Un plat mijoté qui fond en bouche
Toute la réussite tient dans la lenteur de la cuisson. Les saucisses fumées, d’abord pochées puis rissolées, libèrent leur parfum dans une sauce d’oignons et de tomates qui réduit doucement jusqu’à napper. Le curcuma colore le plat d’un jaune chaleureux, l’ail et les herbes le parfument, et le piment oiseau, facultatif, apporte la chaleur caractéristique du rougail à celles et ceux qui l’aiment relevé.
C’est aussi un plat économique et sans chichi. On y met des saucisses fumées ordinaires, des diots de Savoie ou de grosses saucisses type Montbéliard, quelques légumes de base et des épices du placard. Rien de compliqué, mais une cuisson patiente qui transforme ces ingrédients simples en un plat généreux, encore meilleur réchauffé le lendemain.

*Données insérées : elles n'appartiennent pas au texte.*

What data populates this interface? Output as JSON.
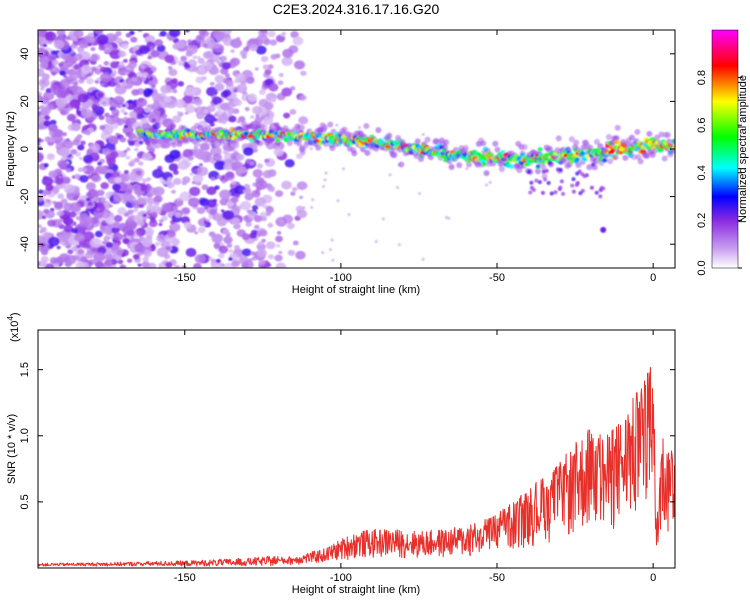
{
  "title": "C2E3.2024.316.17.16.G20",
  "chart_data": [
    {
      "type": "heatmap",
      "xlabel": "Height of straight line (km)",
      "ylabel": "Frequency (Hz)",
      "xlim": [
        -197,
        7
      ],
      "ylim": [
        -50,
        50
      ],
      "xticks": [
        -150,
        -100,
        -50,
        0
      ],
      "yticks": [
        -40,
        -20,
        0,
        20,
        40
      ],
      "colorbar": {
        "label": "Normalized spectral amplitude",
        "range": [
          0,
          1
        ],
        "ticks": [
          0.0,
          0.2,
          0.4,
          0.6,
          0.8
        ],
        "colors": [
          "#ffffff",
          "#c9a0f0",
          "#8a2be2",
          "#0000ff",
          "#00ffff",
          "#00ff00",
          "#ffff00",
          "#ff0000",
          "#ff00ff"
        ]
      },
      "ridge": {
        "x": [
          -165,
          -150,
          -140,
          -130,
          -120,
          -110,
          -100,
          -90,
          -80,
          -70,
          -60,
          -50,
          -40,
          -30,
          -20,
          -10,
          0,
          7
        ],
        "frequency": [
          6,
          6,
          6,
          6,
          6,
          5,
          4,
          3,
          1,
          -1,
          -3,
          -4,
          -5,
          -3,
          -2,
          0,
          2,
          1
        ]
      }
    },
    {
      "type": "line",
      "xlabel": "Height of straight line (km)",
      "ylabel": "SNR (10 * v/v)",
      "multiplier": "(x10",
      "multiplier_exp": "4",
      "multiplier_close": ")",
      "xlim": [
        -197,
        7
      ],
      "ylim": [
        0,
        1.8
      ],
      "xticks": [
        -150,
        -100,
        -50,
        0
      ],
      "yticks": [
        0.5,
        1.0,
        1.5
      ],
      "color": "#e8302a",
      "envelope": {
        "x": [
          -197,
          -170,
          -150,
          -130,
          -115,
          -105,
          -100,
          -95,
          -85,
          -75,
          -65,
          -55,
          -45,
          -40,
          -35,
          -30,
          -25,
          -20,
          -15,
          -10,
          -5,
          -2,
          0,
          1,
          3,
          5,
          7
        ],
        "y": [
          0.02,
          0.03,
          0.04,
          0.06,
          0.09,
          0.15,
          0.22,
          0.28,
          0.3,
          0.28,
          0.3,
          0.35,
          0.5,
          0.6,
          0.7,
          0.8,
          0.95,
          1.1,
          1.0,
          1.15,
          1.35,
          1.45,
          1.75,
          0.3,
          1.05,
          0.9,
          1.1
        ]
      }
    }
  ]
}
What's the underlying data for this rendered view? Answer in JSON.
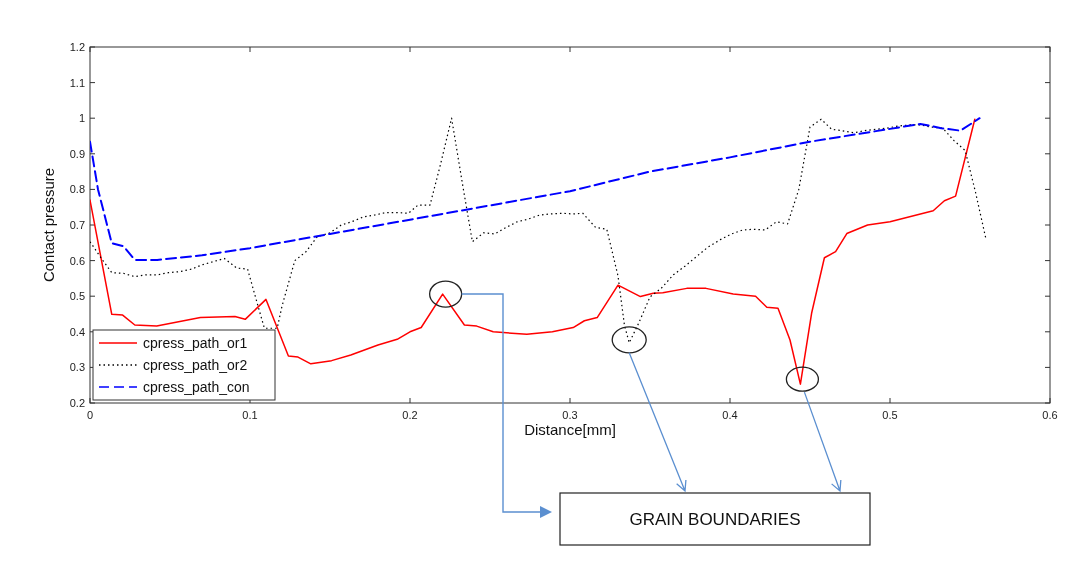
{
  "chart_data": {
    "type": "line",
    "xlabel": "Distance[mm]",
    "ylabel": "Contact pressure",
    "xlim": [
      0,
      0.6
    ],
    "xticks": [
      0,
      0.1,
      0.2,
      0.3,
      0.4,
      0.5,
      0.6
    ],
    "ylim": [
      0.2,
      1.2
    ],
    "yticks": [
      0.2,
      0.3,
      0.4,
      0.5,
      0.6,
      0.7,
      0.8,
      0.9,
      1,
      1.1,
      1.2
    ],
    "grid": false,
    "legend": "bottom left",
    "annotations": [
      "GRAIN BOUNDARIES"
    ],
    "series": [
      {
        "name": "cpress_path_or1",
        "color": "#ff0000",
        "line_style": "solid",
        "marker": "none",
        "x": [
          0,
          0.0136,
          0.0204,
          0.028,
          0.0417,
          0.069,
          0.0906,
          0.097,
          0.11,
          0.124,
          0.13,
          0.138,
          0.151,
          0.163,
          0.18,
          0.192,
          0.2,
          0.207,
          0.2204,
          0.234,
          0.2417,
          0.252,
          0.273,
          0.289,
          0.302,
          0.309,
          0.317,
          0.33,
          0.344,
          0.352,
          0.358,
          0.373,
          0.385,
          0.402,
          0.416,
          0.423,
          0.43,
          0.4375,
          0.444,
          0.451,
          0.459,
          0.466,
          0.473,
          0.486,
          0.5,
          0.527,
          0.534,
          0.541,
          0.553
        ],
        "values": [
          0.77,
          0.449,
          0.447,
          0.419,
          0.416,
          0.44,
          0.443,
          0.435,
          0.491,
          0.332,
          0.329,
          0.31,
          0.319,
          0.335,
          0.363,
          0.379,
          0.4,
          0.412,
          0.506,
          0.419,
          0.416,
          0.4,
          0.393,
          0.4,
          0.412,
          0.431,
          0.44,
          0.531,
          0.499,
          0.508,
          0.51,
          0.522,
          0.522,
          0.506,
          0.5,
          0.469,
          0.466,
          0.377,
          0.253,
          0.452,
          0.608,
          0.625,
          0.676,
          0.7,
          0.709,
          0.74,
          0.768,
          0.781,
          0.997
        ]
      },
      {
        "name": "cpress_path_or2",
        "color": "#000000",
        "line_style": "dotted",
        "x": [
          0,
          0.007,
          0.0136,
          0.021,
          0.028,
          0.035,
          0.042,
          0.049,
          0.056,
          0.0635,
          0.07,
          0.077,
          0.084,
          0.0917,
          0.0985,
          0.1056,
          0.109,
          0.117,
          0.12,
          0.128,
          0.135,
          0.142,
          0.15,
          0.157,
          0.1635,
          0.171,
          0.178,
          0.185,
          0.192,
          0.199,
          0.205,
          0.2125,
          0.219,
          0.226,
          0.233,
          0.239,
          0.246,
          0.253,
          0.26,
          0.267,
          0.2735,
          0.281,
          0.2875,
          0.295,
          0.302,
          0.308,
          0.316,
          0.323,
          0.33,
          0.334,
          0.337,
          0.343,
          0.35,
          0.357,
          0.3646,
          0.372,
          0.379,
          0.386,
          0.394,
          0.401,
          0.408,
          0.415,
          0.422,
          0.429,
          0.436,
          0.443,
          0.45,
          0.457,
          0.4635,
          0.47,
          0.4775,
          0.484,
          0.492,
          0.498,
          0.505,
          0.512,
          0.519,
          0.526,
          0.533,
          0.54,
          0.547,
          0.5535,
          0.56
        ],
        "values": [
          0.653,
          0.607,
          0.566,
          0.564,
          0.555,
          0.56,
          0.56,
          0.566,
          0.569,
          0.576,
          0.588,
          0.597,
          0.606,
          0.579,
          0.576,
          0.463,
          0.41,
          0.41,
          0.472,
          0.6,
          0.625,
          0.667,
          0.678,
          0.7,
          0.709,
          0.723,
          0.728,
          0.735,
          0.735,
          0.733,
          0.756,
          0.756,
          0.869,
          1.0,
          0.81,
          0.653,
          0.678,
          0.675,
          0.693,
          0.709,
          0.716,
          0.728,
          0.731,
          0.733,
          0.731,
          0.733,
          0.693,
          0.688,
          0.557,
          0.419,
          0.369,
          0.425,
          0.498,
          0.522,
          0.56,
          0.585,
          0.611,
          0.637,
          0.659,
          0.675,
          0.686,
          0.688,
          0.686,
          0.709,
          0.703,
          0.8,
          0.975,
          0.997,
          0.969,
          0.965,
          0.959,
          0.965,
          0.969,
          0.972,
          0.978,
          0.981,
          0.981,
          0.975,
          0.972,
          0.937,
          0.909,
          0.791,
          0.66
        ]
      },
      {
        "name": "cpress_path_con",
        "color": "#0000ff",
        "line_style": "dashed",
        "x": [
          0,
          0.005,
          0.0136,
          0.021,
          0.028,
          0.042,
          0.07,
          0.1,
          0.15,
          0.2,
          0.25,
          0.3,
          0.35,
          0.4,
          0.45,
          0.5,
          0.519,
          0.532,
          0.544,
          0.556
        ],
        "values": [
          0.934,
          0.8,
          0.649,
          0.64,
          0.602,
          0.602,
          0.615,
          0.635,
          0.675,
          0.715,
          0.755,
          0.795,
          0.85,
          0.89,
          0.934,
          0.97,
          0.984,
          0.972,
          0.965,
          1.0
        ]
      }
    ]
  }
}
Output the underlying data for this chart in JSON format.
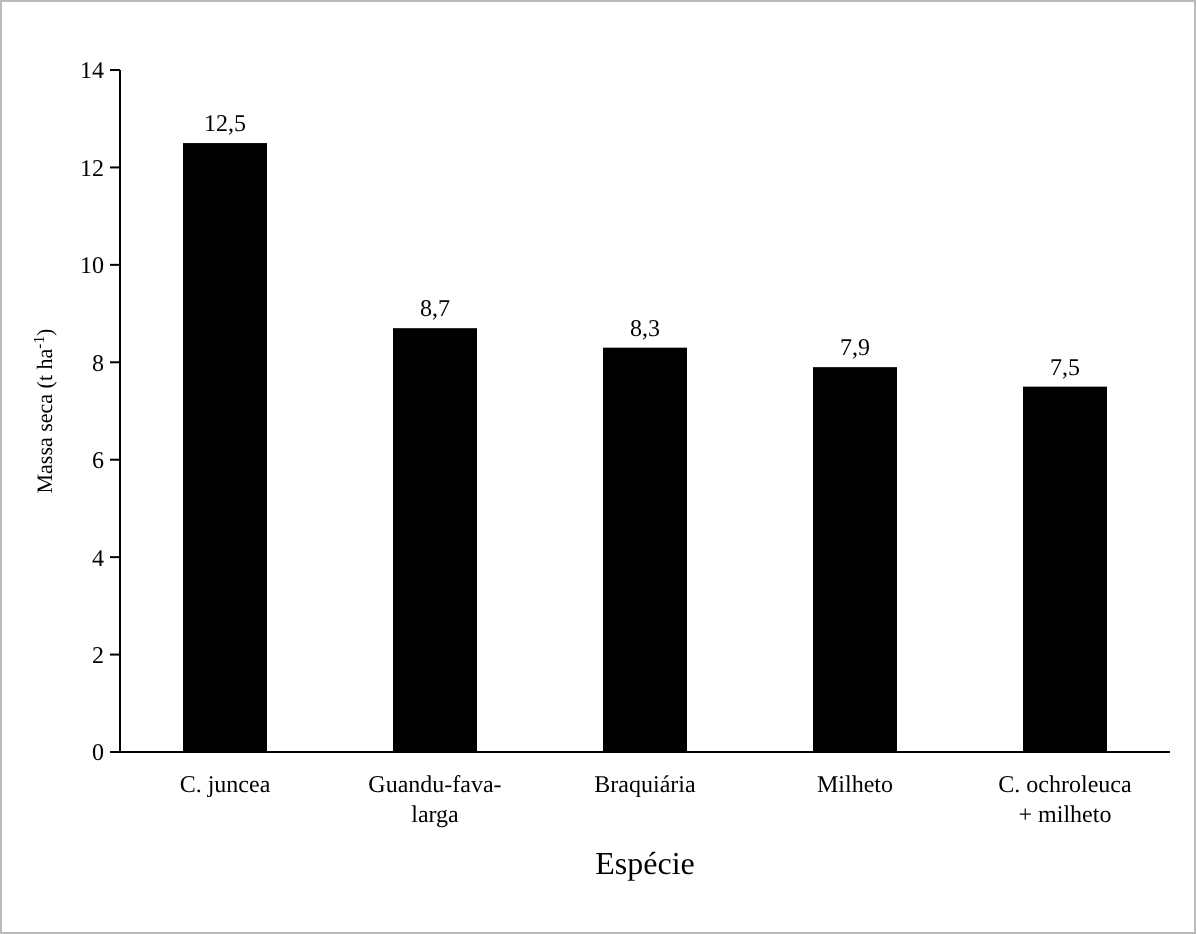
{
  "chart_data": {
    "type": "bar",
    "xlabel": "Espécie",
    "ylabel": "Massa seca (t ha$^{-1}$)",
    "categories": [
      "C. juncea",
      "Guandu-fava-larga",
      "Braquiária",
      "Milheto",
      "C. ochroleuca + milheto"
    ],
    "values": [
      12.5,
      8.7,
      8.3,
      7.9,
      7.5
    ],
    "value_labels": [
      "12,5",
      "8,7",
      "8,3",
      "7,9",
      "7,5"
    ],
    "color": "#000000",
    "ylim": [
      0,
      14
    ],
    "yticks": [
      0,
      2,
      4,
      6,
      8,
      10,
      12,
      14
    ],
    "grid": false
  }
}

Les ingrédients pour 4 personnes
Réunissez de quoi remplir la cocotte :
- 6 saucisses fumées (type diots de Savoie), ou 4 grosses saucisses fumées type Montbéliard
- 4 tomates (en conserve hors saison)
- 4 oignons
- 6 gousses d’ail
- 1 cuillère à café de curcuma
- 1 piment oiseau (facultatif)
- Thym et laurier
- Huile d’olive
- Sel et poivre
La préparation, étape par étape
- Piquez les saucisses de quelques coups de fourchette et plongez-les 10 minutes dans une marmite d’eau bouillante. Gardez cette même marmite pour la suite, afin de conserver les saveurs.
- Videz l’eau et réservez les saucisses. Dans la marmite, faites chauffer un filet d’huile d’olive.
- Jetez-y les oignons émincés et l’ail écrasé, et laissez-les revenir doucement, sans les laisser trop colorer.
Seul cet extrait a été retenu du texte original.